Iran reformists slam government's nuclear policy
Saturday, January 6, 2007; 9:50 AM
The U.N. Security Council voted unanimously on December 23 to impose sanctions on Iran's trade in sensitive nuclear materials and technology in an attempt to stop uranium enrichment work that could produce material that could be used in bombs.
Iran says it wants nuclear power to generate electricity.
Reformist former President Mohammad Khatami suspended Iran's nuclear work for more than two years in an effort to build confidence and avoid confrontation with the West, but resumed uranium enrichment in February last year.
"The only way to pass the crisis is to build confidence ... but a holding Holocaust conference and financing the Hamas government creates mistrust and tension," Noureddin Pirmoazzen, the spokesman of parliament's reformist faction, told Reuters.
Ahmadinejad's government hosted a conference in Tehran in December, where participants questioned the Holocaust. It also granted $250 million in aid to the Palestinian Hamas government after Western donors withheld funds.
After two election landslides that brought Khatami to office in 1997 and 2001, Iran's reformers suffered a series on poll setbacks with voters disillusioned at their inability to carry out their policies due to conservative opposition.
The culmination of the reformers' defeats came in 2005 when voters elected the hardline Ahmadinejad who promised to use Iran's large oil revenues to help the poor.
But the reformers made a strong showing at local council elections in December, with many voters worried about Iran's increasing diplomatic isolation and economic problems.
Pirmoazzen said that two U.N. resolutions against Iran in the first 18 months of the government's term in office showed the foreign ministry was incapable of looking after Iran's national interests.
"We hope to witness a return to the manner of Khatami's government and see the crisis is solved in the next 60 days, or else we will have no alternative but to impeach Foreign Minister Manouchehr Mottaki," Pirmoazzen said.
Any request to impeach a minister needs to be signed by at least 10 lawmakers. Pirmoazzen said that even without the support of majority conservative deputies, the 42-member reformist faction had enough votes to call an impeachment debate. But the impeachment motion would be unlikely to succeed.

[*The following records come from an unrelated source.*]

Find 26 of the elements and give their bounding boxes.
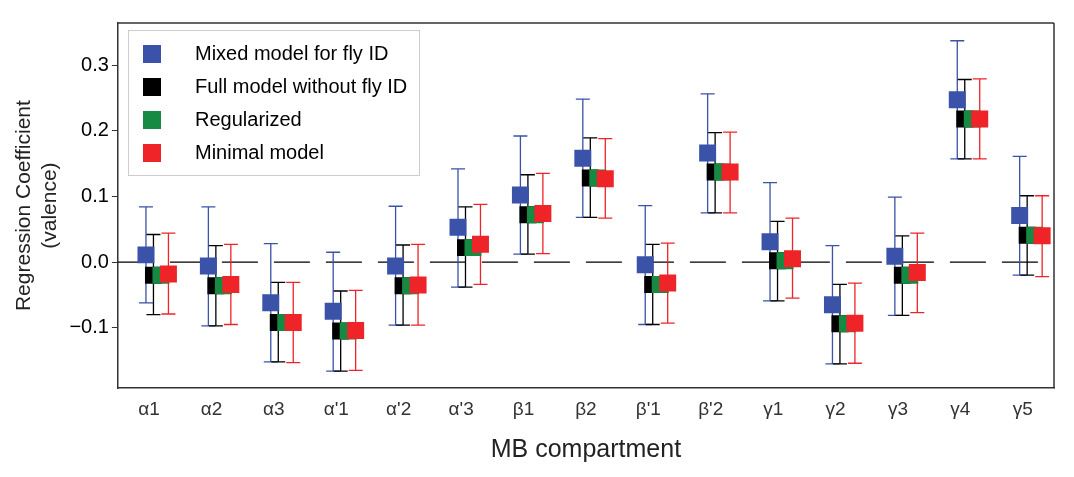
x-tick-label: β2 — [575, 397, 597, 419]
x-tick-label: γ3 — [887, 397, 909, 419]
legend-label: Regularized — [195, 108, 302, 131]
x-tick-label: α1 — [138, 397, 160, 419]
legend-label: Minimal model — [195, 141, 324, 164]
legend-label: Full model without fly ID — [195, 75, 408, 98]
x-tick-label: γ1 — [763, 397, 784, 419]
y-axis-title: Regression Coefficient (valence) — [11, 100, 60, 312]
x-tick-label: β'1 — [635, 397, 661, 419]
x-tick-label: β1 — [512, 397, 535, 419]
y-tick-label: 0.1 — [81, 183, 109, 206]
x-tick-label: α'1 — [323, 397, 349, 419]
x-tick-label: β'2 — [698, 397, 724, 419]
x-tick-label: α3 — [263, 397, 285, 419]
x-tick-label: γ2 — [825, 397, 846, 419]
x-tick-label: γ5 — [1012, 397, 1033, 419]
x-tick-label: α2 — [200, 397, 223, 419]
legend-label: Mixed model for fly ID — [195, 42, 389, 65]
y-tick-label: 0.0 — [81, 249, 109, 272]
x-axis-title: MB compartment — [490, 433, 682, 462]
x-tick-label: α'3 — [448, 397, 474, 419]
x-tick-label: α'2 — [386, 397, 412, 419]
y-tick-label: 0.2 — [81, 118, 109, 141]
x-tick-label: γ4 — [950, 397, 971, 419]
y-tick-label: −0.1 — [69, 315, 109, 338]
y-tick-label: 0.3 — [81, 52, 109, 75]
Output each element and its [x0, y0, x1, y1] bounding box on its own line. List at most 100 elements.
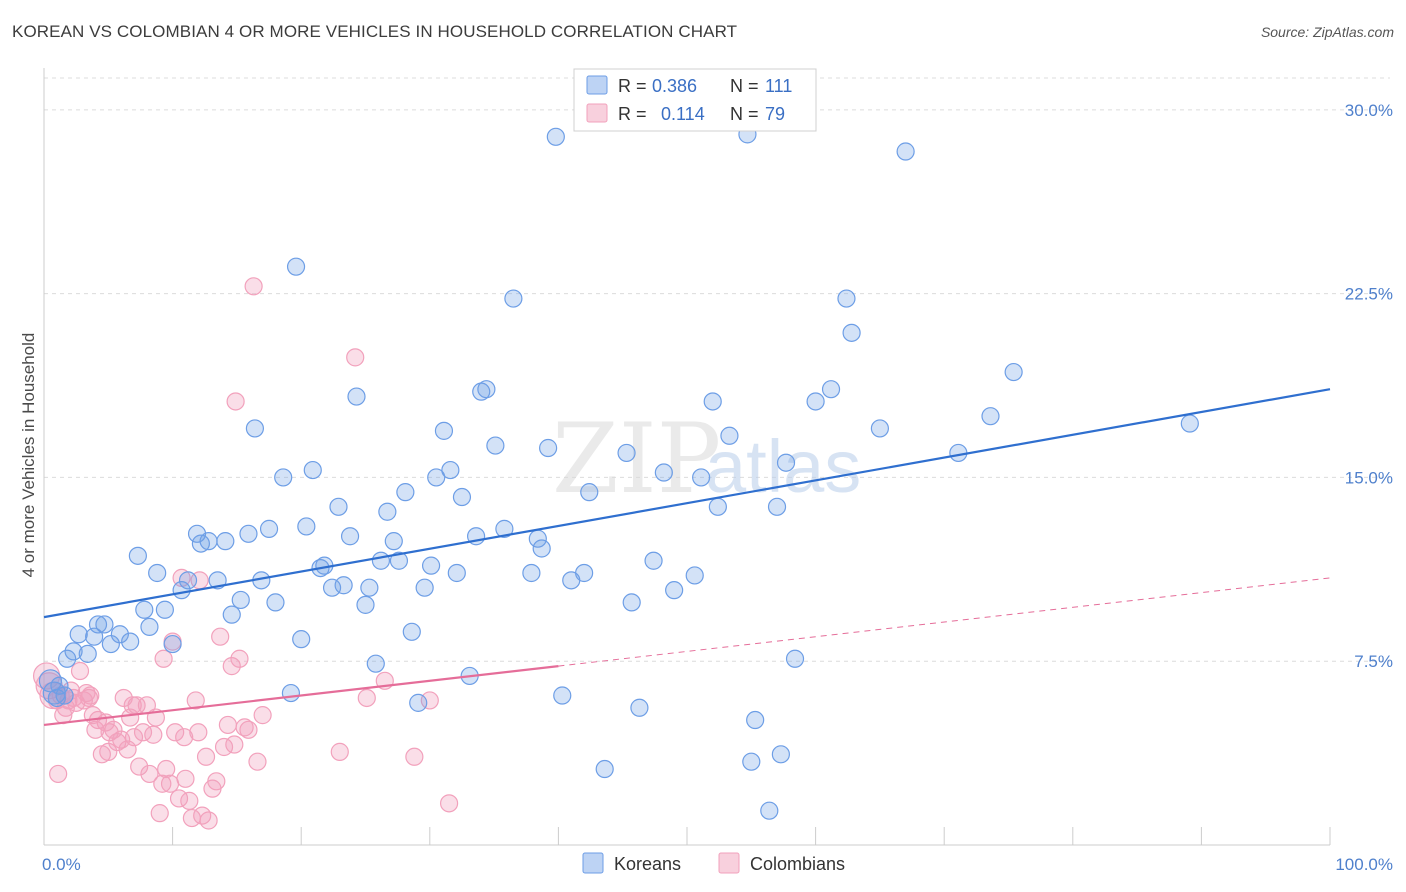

In a separate bid, reformist lawmakers also want Ahmadinejad to come to parliament to answer questions on his government's domestic and foreign policies. But there was little chance of the motion succeeding as it would need 72 lawmakers to sign it.
"Although some 150 lawmakers may have questions from Ahmadinejad, it does not mean that the same number of signatures can be collected to support the plan," Akbar Alami, the lawmaker who has launched the plan, told Reuters.
Alami declined to elaborate on what the questions he would like to ask the president, but said they included matters of foreign policy.
"We have tried to bring up those questions in several ways but have received no convincing answers yet," Alami said, "We are waiting for appropriate timely conditions to bring up the questions," he said.
Ahmadinejad has called the Security Council's resolution a "piece of scrap paper" and has vowed to press ahead with Iran's peaceful nuclear program, which the West fears may be a covert plan to make atomic weapons.